フランス量子企業パスカル、2兆円でナスダック上場へ
フランスの量子コンピューティング企業パスカルがSPAC経由でナスダック上場。欧州量子企業の米国進出が加速する中、技術覇権争いの新たな局面が始まる。
パリ郊外パレゾーにある研究施設で、パスカルの量子コンピューターが静かに動作している。この機械が、欧州の量子技術企業として初めて本格的に米国市場に挑戦する象徴となった。
欧州量子企業の米国進出ラッシュ
フランスの量子コンピューティング企業パスカルが、SPAC(特別買収目的会社)との合併を通じてナスダックへの上場を発表した。企業価値は20億ドル(約3000億円)と評価され、別途2億ドルの資金調達も実施する。
この動きは、2週間前にフィンランドの量子ユニコーンIQMが同様の上場計画を発表したことに続くものだ。欧州の量子企業が相次いで米国市場を目指す背景には、米国市場の規模と収益倍率の魅力がある。欧州では得られない資金調達環境と、量子技術の長期的な開発に必要な資本へのアクセスが可能になる。

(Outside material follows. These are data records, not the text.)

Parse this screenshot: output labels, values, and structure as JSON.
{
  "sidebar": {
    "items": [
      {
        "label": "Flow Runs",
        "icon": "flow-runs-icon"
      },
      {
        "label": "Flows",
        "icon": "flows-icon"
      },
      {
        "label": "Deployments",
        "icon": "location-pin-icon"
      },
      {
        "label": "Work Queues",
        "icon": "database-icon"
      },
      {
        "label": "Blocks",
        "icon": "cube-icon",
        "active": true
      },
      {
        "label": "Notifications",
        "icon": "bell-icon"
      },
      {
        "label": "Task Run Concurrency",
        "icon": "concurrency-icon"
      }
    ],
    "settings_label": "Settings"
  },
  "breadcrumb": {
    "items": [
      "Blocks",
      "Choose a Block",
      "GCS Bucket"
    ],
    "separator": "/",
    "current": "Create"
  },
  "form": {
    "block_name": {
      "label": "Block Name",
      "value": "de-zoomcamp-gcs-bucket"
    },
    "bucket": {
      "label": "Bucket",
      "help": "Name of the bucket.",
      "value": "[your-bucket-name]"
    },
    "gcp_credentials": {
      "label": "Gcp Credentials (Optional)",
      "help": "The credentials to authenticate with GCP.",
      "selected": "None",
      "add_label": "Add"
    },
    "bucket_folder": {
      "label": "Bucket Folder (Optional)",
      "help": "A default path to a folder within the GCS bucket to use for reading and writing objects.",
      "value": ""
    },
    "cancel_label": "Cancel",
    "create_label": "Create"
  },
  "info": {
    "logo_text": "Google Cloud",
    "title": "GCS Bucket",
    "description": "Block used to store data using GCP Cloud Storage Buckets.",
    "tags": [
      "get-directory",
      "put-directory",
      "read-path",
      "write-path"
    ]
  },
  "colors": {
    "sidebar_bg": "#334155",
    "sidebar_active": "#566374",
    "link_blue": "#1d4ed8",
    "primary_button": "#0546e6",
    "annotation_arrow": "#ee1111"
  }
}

パスカルは年間数千万ドルの収益を上げており、ハードウェア、ソフトウェア、クラウドサービスを研究機関や産業パートナーに提供している。同社はエネルギー大手EDFや防衛企業タレスなどのフランス大手企業を顧客に持つ。
技術競争の激化と選択の分岐点
量子コンピューティング分野では、異なる技術アプローチが激しく競合している。IQMが超伝導量子ビットに賭ける一方、パスカルは中性原子方式を採用している。この技術的基盤は、同社の共同創設者でノーベル物理学賞受賞者のアラン・アスペが提唱するアプローチだ。
パスカルは今後18カ月で50人の新規雇用を計画し、2020年代末までに耐障害性量子コンピューターの開発を目指している。こうした技術進歩は、創薬、ヘルスケア、サイバーセキュリティ分野での応用を可能にする重要な要素となる。
興味深いのは、同社が米欧二重上場を計画していることだ。ナスダック上場は今年中に予定され、ユーロネクストでの上場は2026年または2027年に準備される。この戦略は、フランスの公的投資銀行Bpifranceなどの国内投資家への配慮を示している。
地政学的な思惑と国家戦略
パスカルは、フランス法人としてパレゾーに本社を維持し、「フランス国籍の非執行会長」を取締役会に任命する予定だと強調している。現在の地政学的環境下で、米国企業でないことが扉を開く可能性があることを、フランスのAI企業ミストラルAIの成功が示している。
ただし、SPAC取引を主導するミシェル・コンブ氏の任命は、フランス国内で複雑な反応を呼ぶ可能性がある。同氏は2015年、アルカテル・ルーセントのCEO在任中に物議を醸す退職をした経歴があり、当時エマニュエル・マクロン現大統領から公然と批判を受けた。
本コンテンツはAIが原文記事を基に要約・分析したものです。正確性に努めていますが、誤りがある可能性があります。原文の確認をお勧めします。